This is certainly true in this Bible passage. Hagar, Sarai's slave, became arrogant after becoming pregnant and started to look down on Sarai for her inability to conceive (Gen 16:4). Although the Scripture does not mention what Hagar did when she despised Sarai, it tells us Sarai's response in verse 6. Hagar's actions were foolish, and she paid the price for it.

Christian mission workers are not immune to pride and often this negatively impacts the work on the field. Perhaps it is smugness in one’s ability to learn the local language while looking down on teammates who are not gifted in this area. Or perhaps it is ethnocentrism which leads to criticism of the way the locals carry out their everyday tasks. Pride can come in many different forms but they all lead to broken relationships. Without good long-term relationships, it’s very difficult to plant a healthy, growing church on the mission field.

Hagar failed to realise that her ability to conceive was from the Lord. We too need to realize that whatever gift, ability or success that we have is from the Lord, and remain humble, just as the Lord is humble (Philippians 2).
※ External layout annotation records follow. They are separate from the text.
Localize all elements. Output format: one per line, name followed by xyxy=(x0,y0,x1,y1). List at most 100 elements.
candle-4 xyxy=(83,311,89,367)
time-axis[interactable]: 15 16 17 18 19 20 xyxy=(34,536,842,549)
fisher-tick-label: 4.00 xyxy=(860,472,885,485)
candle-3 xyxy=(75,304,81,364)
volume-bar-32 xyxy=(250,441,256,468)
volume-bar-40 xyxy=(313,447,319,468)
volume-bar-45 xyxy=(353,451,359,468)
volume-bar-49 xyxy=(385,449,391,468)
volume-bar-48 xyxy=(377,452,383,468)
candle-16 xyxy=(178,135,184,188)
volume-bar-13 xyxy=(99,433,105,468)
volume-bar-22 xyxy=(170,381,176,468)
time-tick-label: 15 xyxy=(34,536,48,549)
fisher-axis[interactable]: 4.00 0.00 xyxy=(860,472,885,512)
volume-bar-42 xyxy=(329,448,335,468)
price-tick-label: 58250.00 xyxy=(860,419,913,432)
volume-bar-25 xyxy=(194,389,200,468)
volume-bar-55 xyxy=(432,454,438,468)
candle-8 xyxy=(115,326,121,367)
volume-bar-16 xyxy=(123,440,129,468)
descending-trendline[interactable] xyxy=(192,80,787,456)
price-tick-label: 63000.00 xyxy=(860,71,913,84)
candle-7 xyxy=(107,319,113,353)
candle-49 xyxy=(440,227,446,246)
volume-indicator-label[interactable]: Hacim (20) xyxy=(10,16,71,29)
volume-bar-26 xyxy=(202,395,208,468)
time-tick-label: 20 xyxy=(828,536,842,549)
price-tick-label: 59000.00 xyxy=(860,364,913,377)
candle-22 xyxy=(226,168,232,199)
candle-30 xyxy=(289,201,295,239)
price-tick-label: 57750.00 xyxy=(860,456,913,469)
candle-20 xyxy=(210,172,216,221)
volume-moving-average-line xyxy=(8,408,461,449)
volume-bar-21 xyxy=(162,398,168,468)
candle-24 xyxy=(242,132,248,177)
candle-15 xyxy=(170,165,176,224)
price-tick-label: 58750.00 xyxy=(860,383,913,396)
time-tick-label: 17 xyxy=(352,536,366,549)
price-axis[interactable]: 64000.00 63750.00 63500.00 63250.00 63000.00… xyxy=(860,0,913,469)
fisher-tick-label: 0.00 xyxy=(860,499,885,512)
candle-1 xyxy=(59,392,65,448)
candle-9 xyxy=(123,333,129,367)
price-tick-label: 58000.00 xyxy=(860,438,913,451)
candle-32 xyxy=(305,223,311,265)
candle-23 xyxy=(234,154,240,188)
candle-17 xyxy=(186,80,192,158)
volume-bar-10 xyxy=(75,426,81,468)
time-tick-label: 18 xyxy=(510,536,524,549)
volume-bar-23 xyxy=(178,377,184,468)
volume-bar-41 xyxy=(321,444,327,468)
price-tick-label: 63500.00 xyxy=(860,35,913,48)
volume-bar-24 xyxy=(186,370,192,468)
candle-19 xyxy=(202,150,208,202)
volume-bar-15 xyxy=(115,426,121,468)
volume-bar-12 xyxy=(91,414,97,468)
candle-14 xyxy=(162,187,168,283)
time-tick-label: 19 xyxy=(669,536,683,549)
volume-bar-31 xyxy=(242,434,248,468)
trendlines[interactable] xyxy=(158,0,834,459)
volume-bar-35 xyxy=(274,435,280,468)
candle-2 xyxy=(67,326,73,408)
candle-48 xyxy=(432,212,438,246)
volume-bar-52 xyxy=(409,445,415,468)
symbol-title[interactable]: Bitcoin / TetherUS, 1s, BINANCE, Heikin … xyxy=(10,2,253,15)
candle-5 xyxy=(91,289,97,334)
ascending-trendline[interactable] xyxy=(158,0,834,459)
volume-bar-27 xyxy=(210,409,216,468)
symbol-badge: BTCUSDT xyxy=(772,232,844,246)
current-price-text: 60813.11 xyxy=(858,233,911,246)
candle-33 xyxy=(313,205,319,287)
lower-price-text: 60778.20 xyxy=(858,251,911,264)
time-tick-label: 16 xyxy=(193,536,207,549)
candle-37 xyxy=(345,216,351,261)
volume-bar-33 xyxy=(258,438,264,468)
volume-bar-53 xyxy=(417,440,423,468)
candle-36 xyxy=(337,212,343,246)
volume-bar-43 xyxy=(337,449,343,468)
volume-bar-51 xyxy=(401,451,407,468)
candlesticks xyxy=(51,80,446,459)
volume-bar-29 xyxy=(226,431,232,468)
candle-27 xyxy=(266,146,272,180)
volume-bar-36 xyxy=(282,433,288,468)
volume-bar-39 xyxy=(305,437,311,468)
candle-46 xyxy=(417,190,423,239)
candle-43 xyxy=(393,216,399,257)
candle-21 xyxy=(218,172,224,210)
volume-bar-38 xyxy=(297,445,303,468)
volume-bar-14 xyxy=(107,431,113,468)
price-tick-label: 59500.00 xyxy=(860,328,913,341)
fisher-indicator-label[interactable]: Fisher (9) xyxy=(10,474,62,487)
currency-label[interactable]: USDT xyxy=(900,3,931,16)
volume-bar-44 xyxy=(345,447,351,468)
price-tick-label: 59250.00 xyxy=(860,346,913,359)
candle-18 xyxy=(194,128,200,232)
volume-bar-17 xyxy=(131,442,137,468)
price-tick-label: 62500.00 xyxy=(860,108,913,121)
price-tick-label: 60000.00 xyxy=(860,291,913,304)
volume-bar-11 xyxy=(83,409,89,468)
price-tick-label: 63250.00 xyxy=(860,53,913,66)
The story of Hagar reminds me of my personal shortcomings as a human being. The acronym D.R.I.P represents my need for a Saviour who can change my heart and help me to be more Christ-like in every way. Even as we celebrated Easter recently, may our hearts overflow with gratitude for Christ's love and His power to redeem and transform us. May we also burn with the desire to make Jesus known to the ends of the earth.